Today's Amnesty International report on mental health and homelessness emphasises the close relationship between being homeless and having a psychological disability.
The report quotes Dr Joe Fernandez, the director of the only specialist programme for homeless people in the Republic, as estimating that 75 per cent of homeless people have psychological problems.
"Of these, 42 per cent are believed to have a history of mental health problems which are a consequence of their social deprivation and homelessness. The remaining 33 per cent are believed to suffer from severe mental and /or behavioural disorders which contribute significantly to their homeless state and are exacerbated by it".
Clearly, homelessness and mental illness represents a chicken-and-egg situation. If you are psychologically unwell, then you are more likely to be homeless. Equally, the severe stress of being homeless can and does induce mental illness.
If such a clear relationship existed between a physical illness and a social reality, then it is almost certain that dedicated services would have been set up to address the problem. Not surprisingly, because the issue concerns psychological illness and a vulnerable group of people without a ready voice, a vacuum in treatment and prevention exists.
Amnesty's earlier report, published in February this year - Mental Illness: the Neglected Quarter - illustrated the relative neglect visited upon psychiatric services in the State. With funding that is declining in percentage terms and a lack of non- pharmacological treatments for psychological disease, it is clear that mental health generally is nothing less than the leper of the Republic's health system.
But within a grossly inadequate psychiatric service, the homeless draw a particularly short straw. A transient group, made up of people who have lost their representative voice, the homeless suffer from the lack of advocacy within the health system. We badly need a formal system of patient advocacy in the Republic. The medical director of the Central Mental Hospital has described the care offered to prisoners as a barometer by which we can measure the well-being or otherwise of the rest of the psychiatric service. This is especially relevant for the homeless, many of whom are part of a vicious circle between homelessness, prison and psychiatric hospitals.
Significant numbers end up in prison because of minor offences related to their homelessness and mental health or addiction problems.
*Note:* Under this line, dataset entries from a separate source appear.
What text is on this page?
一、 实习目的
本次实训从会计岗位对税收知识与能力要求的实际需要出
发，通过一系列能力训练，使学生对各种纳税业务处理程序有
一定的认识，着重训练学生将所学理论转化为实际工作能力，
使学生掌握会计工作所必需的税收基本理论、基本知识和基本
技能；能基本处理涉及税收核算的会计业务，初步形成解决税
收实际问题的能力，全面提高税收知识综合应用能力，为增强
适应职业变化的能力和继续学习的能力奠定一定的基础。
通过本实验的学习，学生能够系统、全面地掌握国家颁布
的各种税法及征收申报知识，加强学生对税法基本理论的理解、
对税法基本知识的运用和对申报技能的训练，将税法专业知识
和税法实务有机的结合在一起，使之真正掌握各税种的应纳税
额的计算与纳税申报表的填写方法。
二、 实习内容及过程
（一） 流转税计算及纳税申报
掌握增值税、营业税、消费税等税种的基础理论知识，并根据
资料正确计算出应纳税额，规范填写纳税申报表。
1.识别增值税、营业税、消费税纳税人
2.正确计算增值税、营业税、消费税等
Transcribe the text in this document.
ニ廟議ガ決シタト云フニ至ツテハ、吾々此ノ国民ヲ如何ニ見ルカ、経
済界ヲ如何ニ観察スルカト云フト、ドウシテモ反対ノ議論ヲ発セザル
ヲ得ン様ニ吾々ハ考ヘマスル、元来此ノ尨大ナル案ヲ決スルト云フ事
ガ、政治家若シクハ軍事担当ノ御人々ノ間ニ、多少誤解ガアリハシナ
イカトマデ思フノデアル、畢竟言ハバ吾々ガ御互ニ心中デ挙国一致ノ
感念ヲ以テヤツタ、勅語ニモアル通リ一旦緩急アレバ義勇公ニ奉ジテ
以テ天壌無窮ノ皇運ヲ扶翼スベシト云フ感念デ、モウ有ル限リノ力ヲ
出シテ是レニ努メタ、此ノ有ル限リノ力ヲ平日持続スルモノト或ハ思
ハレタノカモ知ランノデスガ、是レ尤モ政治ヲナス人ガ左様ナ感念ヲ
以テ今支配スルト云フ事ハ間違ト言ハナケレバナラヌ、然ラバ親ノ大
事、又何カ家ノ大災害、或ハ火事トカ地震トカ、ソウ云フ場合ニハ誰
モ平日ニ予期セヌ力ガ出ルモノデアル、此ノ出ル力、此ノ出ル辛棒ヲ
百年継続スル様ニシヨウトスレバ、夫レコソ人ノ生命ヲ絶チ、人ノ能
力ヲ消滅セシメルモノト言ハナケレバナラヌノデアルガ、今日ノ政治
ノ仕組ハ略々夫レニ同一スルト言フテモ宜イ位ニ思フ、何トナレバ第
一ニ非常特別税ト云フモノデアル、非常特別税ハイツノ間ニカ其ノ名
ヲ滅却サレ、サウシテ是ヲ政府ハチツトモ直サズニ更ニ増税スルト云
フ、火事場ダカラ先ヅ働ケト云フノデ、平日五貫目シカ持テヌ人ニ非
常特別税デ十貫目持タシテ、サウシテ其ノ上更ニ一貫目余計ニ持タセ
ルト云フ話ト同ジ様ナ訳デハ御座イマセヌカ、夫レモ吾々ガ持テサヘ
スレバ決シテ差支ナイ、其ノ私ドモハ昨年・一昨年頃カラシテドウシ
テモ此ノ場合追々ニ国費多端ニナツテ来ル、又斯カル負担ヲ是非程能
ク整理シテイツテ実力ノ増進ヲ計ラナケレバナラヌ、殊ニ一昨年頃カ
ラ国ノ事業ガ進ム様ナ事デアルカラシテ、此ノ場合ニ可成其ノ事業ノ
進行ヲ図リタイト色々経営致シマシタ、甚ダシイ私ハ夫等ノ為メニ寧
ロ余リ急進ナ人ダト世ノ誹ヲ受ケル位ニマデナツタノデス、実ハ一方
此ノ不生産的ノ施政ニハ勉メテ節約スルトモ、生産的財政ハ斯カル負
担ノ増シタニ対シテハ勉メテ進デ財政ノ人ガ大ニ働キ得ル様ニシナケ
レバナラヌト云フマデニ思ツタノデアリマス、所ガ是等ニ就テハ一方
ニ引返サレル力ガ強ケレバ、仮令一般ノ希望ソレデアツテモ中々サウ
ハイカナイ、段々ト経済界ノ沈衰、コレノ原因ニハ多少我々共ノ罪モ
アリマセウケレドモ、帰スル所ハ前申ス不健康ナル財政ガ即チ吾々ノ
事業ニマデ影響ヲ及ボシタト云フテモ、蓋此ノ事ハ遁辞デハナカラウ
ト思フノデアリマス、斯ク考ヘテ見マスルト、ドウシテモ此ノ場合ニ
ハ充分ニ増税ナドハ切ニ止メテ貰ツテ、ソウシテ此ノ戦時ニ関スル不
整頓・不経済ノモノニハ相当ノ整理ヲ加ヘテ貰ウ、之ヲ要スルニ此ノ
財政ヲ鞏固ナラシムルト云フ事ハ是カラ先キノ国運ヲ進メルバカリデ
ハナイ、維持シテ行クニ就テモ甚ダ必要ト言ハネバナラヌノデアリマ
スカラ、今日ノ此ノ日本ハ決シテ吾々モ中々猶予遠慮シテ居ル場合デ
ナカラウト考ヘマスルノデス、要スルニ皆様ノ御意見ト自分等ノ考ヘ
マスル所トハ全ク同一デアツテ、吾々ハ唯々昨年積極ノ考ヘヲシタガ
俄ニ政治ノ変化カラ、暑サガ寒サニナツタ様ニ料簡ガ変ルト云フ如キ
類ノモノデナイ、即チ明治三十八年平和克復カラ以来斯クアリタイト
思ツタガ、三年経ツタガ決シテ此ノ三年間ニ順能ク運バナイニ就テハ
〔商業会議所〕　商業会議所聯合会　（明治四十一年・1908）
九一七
This is of concern in two respects: where a person's primary reason for the commission of a relatively minor crime is mental illness, proper mental health care, not imprisonment, should be offered to them; and the mental health services available within the prison system are, despite the best efforts of staff, most unsatisfactory.
While the recent adoption of a number of government homeless strategies is welcome and elements of the Criminal Law (Insanity) Bill 2002 may also improve the situation, there is one fundamental difference between the Republic and other states. This is its failure to see good mental health as a basic human right.